Project 2025 is scary, but it's also stuff Republicans have been trying to do since the 80s (as you point out). If Bush and Cheney couldnt do [insert horrible policy here] when they had power, if Trump couldn't do it the first time around, how are they going to do it now?
This shit isn't actually popular, a bunch of the money behind the GOP either doesn't want it or doesn't care (see the effect mass deportations would have on major companies' workforces), and we have even less competent people in the federal government than in the first Trump admin, which itself had even less competent people than Bush.
The Democratic Party doesn't believe this stuff, either (or they just don't care) -- otherwise they'd be bending over backwards between now and January to try and sabotage it.

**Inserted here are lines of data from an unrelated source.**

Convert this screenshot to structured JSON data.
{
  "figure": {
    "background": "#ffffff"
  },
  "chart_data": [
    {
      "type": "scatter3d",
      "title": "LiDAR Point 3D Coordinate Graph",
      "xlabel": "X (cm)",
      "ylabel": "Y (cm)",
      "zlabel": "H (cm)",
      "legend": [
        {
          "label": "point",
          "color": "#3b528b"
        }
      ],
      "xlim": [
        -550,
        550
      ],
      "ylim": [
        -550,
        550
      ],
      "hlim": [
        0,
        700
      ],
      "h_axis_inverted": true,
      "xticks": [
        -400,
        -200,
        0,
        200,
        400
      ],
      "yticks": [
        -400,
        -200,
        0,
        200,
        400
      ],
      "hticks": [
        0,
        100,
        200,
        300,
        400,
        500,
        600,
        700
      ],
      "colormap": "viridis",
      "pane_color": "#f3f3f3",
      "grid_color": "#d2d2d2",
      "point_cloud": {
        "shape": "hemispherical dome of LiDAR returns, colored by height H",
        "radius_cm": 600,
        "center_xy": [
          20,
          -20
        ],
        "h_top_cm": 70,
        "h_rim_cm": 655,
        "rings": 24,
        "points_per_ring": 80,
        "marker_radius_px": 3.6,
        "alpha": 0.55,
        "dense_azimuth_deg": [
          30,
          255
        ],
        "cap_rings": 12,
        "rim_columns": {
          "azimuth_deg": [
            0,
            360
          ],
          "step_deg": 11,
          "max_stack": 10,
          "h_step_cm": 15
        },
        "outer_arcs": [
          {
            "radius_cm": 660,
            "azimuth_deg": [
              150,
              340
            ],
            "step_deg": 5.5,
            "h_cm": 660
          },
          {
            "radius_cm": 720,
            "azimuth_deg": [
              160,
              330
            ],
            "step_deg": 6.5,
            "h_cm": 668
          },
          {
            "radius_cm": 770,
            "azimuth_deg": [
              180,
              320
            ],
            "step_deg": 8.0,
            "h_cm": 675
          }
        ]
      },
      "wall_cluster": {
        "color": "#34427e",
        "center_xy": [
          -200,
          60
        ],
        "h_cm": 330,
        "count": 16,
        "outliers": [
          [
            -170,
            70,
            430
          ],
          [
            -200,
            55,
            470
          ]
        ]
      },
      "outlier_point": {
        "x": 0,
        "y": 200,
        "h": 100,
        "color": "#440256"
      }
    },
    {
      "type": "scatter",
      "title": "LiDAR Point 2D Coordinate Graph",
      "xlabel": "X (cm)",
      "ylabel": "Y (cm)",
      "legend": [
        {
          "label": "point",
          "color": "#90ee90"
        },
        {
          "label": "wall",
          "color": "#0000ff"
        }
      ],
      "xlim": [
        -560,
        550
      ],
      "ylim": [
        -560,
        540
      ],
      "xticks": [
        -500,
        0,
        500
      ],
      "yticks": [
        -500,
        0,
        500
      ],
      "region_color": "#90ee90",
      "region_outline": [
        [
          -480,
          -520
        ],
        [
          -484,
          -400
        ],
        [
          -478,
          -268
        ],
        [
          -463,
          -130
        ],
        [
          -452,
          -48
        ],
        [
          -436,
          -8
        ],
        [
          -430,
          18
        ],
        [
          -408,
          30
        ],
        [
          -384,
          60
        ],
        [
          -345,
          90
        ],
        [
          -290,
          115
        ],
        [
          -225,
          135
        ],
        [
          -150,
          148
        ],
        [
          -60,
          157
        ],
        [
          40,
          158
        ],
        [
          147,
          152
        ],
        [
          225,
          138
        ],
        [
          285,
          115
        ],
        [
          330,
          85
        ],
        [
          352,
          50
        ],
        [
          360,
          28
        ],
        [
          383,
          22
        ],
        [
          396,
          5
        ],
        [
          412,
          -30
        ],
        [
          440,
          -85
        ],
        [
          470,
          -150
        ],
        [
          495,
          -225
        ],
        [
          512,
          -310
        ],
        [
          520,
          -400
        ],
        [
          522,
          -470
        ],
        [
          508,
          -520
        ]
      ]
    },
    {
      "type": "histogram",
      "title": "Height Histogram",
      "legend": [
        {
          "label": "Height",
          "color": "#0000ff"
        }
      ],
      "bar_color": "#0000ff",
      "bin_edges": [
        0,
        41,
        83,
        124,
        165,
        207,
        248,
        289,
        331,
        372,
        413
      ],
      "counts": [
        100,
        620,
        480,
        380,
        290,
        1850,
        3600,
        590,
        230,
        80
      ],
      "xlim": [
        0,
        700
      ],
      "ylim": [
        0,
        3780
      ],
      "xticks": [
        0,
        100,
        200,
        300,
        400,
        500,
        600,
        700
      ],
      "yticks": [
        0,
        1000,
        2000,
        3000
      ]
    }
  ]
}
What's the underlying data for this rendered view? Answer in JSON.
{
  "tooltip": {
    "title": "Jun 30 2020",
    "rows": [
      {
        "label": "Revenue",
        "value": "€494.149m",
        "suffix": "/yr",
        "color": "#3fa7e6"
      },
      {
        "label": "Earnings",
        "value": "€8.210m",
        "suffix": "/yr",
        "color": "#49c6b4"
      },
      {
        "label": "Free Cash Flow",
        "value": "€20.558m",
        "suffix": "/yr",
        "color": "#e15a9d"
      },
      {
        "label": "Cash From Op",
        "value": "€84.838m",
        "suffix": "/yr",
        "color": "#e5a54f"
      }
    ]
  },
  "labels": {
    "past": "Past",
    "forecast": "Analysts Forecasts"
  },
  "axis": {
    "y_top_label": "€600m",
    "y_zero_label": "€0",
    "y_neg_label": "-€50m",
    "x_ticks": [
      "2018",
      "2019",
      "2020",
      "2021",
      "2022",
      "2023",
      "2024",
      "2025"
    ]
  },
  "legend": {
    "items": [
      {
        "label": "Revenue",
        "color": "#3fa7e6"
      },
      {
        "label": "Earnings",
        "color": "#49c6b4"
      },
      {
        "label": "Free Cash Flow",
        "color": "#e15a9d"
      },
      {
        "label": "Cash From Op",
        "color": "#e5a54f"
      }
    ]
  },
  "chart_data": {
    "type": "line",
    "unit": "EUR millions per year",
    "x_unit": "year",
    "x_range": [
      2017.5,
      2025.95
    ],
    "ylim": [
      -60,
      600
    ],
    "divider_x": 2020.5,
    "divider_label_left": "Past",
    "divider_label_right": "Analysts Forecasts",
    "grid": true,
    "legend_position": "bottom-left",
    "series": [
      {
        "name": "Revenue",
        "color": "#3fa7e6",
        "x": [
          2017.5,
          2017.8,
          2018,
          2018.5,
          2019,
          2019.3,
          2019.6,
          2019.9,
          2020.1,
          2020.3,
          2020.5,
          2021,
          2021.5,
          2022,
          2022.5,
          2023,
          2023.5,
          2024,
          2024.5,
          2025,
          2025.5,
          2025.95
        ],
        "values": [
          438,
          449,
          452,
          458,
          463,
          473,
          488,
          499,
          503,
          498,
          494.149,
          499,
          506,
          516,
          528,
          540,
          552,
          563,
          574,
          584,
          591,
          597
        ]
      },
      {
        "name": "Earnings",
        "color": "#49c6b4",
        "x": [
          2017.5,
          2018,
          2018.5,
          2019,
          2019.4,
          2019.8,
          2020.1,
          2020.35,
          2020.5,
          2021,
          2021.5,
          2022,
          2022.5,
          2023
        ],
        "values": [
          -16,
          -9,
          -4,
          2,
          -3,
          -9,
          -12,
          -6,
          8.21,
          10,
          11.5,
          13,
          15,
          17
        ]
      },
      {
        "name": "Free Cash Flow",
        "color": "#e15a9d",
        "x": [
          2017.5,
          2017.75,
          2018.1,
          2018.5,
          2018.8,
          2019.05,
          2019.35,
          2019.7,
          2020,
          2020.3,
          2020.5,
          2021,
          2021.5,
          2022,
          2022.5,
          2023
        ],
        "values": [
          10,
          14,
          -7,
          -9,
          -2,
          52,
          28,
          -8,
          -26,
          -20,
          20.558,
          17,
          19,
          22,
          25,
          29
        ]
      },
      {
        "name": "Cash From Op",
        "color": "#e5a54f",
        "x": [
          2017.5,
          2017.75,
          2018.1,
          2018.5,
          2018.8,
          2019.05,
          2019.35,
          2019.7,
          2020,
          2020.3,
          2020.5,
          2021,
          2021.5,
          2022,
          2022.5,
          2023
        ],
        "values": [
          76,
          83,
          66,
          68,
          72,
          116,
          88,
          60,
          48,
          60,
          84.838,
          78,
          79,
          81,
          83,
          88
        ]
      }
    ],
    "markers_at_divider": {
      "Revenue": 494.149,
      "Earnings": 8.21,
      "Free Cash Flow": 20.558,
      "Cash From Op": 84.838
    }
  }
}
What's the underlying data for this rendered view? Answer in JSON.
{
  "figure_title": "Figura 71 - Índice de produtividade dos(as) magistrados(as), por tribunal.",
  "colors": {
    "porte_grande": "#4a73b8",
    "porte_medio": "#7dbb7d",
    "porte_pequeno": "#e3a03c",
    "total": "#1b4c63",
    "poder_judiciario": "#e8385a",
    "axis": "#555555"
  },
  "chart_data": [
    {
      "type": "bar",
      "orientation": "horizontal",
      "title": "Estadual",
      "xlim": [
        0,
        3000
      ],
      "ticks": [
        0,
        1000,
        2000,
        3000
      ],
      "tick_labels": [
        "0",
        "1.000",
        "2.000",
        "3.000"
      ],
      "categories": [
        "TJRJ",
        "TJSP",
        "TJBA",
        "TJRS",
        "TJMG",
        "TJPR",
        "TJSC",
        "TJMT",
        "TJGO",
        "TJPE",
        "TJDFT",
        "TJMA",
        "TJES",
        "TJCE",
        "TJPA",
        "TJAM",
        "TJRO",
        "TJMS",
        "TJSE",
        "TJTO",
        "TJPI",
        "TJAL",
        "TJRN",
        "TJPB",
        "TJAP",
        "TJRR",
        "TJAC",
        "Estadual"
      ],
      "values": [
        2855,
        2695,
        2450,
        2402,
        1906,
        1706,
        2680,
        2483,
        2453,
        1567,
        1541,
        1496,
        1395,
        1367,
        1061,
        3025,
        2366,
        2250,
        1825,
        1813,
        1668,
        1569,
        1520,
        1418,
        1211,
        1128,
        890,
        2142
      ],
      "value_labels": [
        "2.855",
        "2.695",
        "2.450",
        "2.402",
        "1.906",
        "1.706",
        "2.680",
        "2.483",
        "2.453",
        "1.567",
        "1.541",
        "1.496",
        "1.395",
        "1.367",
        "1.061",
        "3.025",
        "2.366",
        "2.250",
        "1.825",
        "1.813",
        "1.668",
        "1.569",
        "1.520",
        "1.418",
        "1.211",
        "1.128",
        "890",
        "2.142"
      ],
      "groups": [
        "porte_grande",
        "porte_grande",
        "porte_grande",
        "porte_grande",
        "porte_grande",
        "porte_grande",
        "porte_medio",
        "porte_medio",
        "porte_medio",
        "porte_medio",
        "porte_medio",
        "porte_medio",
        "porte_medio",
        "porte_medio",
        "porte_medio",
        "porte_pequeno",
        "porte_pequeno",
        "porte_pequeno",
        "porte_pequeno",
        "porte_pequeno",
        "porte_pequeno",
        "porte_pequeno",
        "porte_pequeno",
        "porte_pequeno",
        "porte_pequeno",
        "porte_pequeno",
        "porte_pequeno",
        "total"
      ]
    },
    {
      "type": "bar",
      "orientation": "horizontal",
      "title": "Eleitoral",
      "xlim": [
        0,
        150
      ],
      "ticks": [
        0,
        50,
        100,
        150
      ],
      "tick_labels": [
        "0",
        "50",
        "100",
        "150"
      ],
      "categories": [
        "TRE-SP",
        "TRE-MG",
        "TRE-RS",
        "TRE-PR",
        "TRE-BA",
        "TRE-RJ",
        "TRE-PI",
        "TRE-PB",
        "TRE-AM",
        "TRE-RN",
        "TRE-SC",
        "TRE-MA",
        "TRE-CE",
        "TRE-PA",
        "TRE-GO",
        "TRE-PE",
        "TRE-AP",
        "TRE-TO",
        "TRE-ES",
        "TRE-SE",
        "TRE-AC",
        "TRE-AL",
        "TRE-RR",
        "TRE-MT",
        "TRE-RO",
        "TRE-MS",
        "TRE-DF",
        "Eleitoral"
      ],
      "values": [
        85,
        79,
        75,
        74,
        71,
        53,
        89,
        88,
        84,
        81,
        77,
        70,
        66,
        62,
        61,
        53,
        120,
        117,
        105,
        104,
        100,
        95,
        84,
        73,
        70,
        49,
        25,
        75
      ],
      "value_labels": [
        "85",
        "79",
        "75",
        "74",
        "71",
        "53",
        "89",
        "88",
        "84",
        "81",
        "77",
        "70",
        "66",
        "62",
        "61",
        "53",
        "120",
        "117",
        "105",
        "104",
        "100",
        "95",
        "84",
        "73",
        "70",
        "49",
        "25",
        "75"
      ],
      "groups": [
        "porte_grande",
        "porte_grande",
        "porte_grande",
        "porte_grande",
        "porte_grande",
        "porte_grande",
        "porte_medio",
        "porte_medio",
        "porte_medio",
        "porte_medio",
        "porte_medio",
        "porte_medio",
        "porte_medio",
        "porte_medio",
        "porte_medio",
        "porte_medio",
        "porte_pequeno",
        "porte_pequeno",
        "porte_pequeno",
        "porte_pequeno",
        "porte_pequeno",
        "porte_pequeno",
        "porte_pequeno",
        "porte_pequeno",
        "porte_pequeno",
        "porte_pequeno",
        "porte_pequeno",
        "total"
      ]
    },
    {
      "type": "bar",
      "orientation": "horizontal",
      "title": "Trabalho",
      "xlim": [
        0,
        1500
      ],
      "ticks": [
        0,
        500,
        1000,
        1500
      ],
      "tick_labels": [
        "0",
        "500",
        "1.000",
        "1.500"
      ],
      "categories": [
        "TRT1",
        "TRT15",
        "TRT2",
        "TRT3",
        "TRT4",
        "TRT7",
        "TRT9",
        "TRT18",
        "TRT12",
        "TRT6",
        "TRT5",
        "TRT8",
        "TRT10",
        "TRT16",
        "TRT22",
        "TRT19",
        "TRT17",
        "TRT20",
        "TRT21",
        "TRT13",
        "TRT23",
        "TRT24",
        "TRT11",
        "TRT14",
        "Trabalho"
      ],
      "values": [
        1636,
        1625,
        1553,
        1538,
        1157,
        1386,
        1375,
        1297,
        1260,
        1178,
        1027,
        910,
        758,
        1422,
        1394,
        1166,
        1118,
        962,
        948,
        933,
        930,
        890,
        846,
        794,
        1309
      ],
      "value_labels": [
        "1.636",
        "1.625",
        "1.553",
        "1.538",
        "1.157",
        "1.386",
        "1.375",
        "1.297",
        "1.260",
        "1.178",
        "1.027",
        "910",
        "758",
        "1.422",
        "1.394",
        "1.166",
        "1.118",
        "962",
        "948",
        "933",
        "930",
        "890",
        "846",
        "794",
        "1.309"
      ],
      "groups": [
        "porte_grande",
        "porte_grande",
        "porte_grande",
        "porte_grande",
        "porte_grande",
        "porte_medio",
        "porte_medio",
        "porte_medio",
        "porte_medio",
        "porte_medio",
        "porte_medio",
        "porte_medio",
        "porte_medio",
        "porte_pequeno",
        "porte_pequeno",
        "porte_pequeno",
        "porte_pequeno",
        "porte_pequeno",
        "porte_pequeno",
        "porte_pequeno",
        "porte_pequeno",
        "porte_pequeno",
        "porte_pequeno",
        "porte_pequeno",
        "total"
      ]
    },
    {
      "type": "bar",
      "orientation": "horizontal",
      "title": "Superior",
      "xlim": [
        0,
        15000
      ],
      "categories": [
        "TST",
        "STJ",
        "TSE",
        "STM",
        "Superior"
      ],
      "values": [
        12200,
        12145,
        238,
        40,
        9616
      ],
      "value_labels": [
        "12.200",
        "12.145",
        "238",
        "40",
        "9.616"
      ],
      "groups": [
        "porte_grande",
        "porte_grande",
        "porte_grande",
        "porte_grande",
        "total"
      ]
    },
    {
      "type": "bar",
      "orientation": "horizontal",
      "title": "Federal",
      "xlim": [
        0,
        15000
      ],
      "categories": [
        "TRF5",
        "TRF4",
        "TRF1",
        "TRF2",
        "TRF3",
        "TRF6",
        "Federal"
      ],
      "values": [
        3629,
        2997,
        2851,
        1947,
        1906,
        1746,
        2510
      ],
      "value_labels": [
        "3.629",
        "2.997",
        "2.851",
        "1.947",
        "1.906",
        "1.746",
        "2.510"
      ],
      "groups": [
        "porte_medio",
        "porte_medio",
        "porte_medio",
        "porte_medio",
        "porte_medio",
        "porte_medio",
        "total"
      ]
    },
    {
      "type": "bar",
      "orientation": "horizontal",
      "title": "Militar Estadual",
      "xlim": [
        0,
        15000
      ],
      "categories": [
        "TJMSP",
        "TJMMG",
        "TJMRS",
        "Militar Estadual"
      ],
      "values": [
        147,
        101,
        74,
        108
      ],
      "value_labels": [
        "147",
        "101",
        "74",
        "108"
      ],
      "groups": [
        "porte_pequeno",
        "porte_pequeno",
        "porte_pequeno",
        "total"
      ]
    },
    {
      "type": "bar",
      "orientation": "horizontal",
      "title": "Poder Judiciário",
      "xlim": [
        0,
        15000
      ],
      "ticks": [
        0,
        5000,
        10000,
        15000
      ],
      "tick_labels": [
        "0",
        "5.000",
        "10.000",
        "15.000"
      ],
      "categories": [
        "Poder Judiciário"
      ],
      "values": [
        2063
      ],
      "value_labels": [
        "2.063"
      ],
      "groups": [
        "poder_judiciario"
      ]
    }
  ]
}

If they cared about mass deportations, Biden could issue pardons for immigration-related offenses. Congress could grant citizenship to large swaths of the immigrants population. But they're instead busy ensuring the smooth transition of power to people they spent the last decade calling fascists.
the heritage foundation has been learning how to do it in this country through trial and error like they've done it in all of the other countries; they've perfected the recipe as evidenced by the successful kill-the-gays laws in africa.
the administrations that were sympathetic to the heritage foundation's cause were restrained by their desire to appeal to moderates and trump, like reagan, has little-to-no such limitations.
and the democrats are MUCH worse than that since they attempted to use project 2025 as a distraction from their complicity in the gazan genocide and won't bother enacting the equal rights amendment that would help protect us from project 2025; even though it's already passed all the legal hurdles 4 years ago and there's still time for the biden administration to enact it.
This time is quite different, actually. First, he learned his lesson about hiring institutionalists as his secretaries and advisors since they would push back against more questionable ideas, now he's surrounding himself with yes-men like RFK jr, Kristi Noem and the likes. There have also been precedents set like the infamous "official act immunity", and just many more lessons learned from 2016 in general.
There's also just much more co-ordination now in general with the whole Project 2025.
Trump has plenty of establishment picks lined up as well.
We had the same fearmongering in 2016. Trump will do some dumb stuff Reagan style but he will not end the world.
The Supreme Court gave the office of the president full immunity for discharging duties of the office.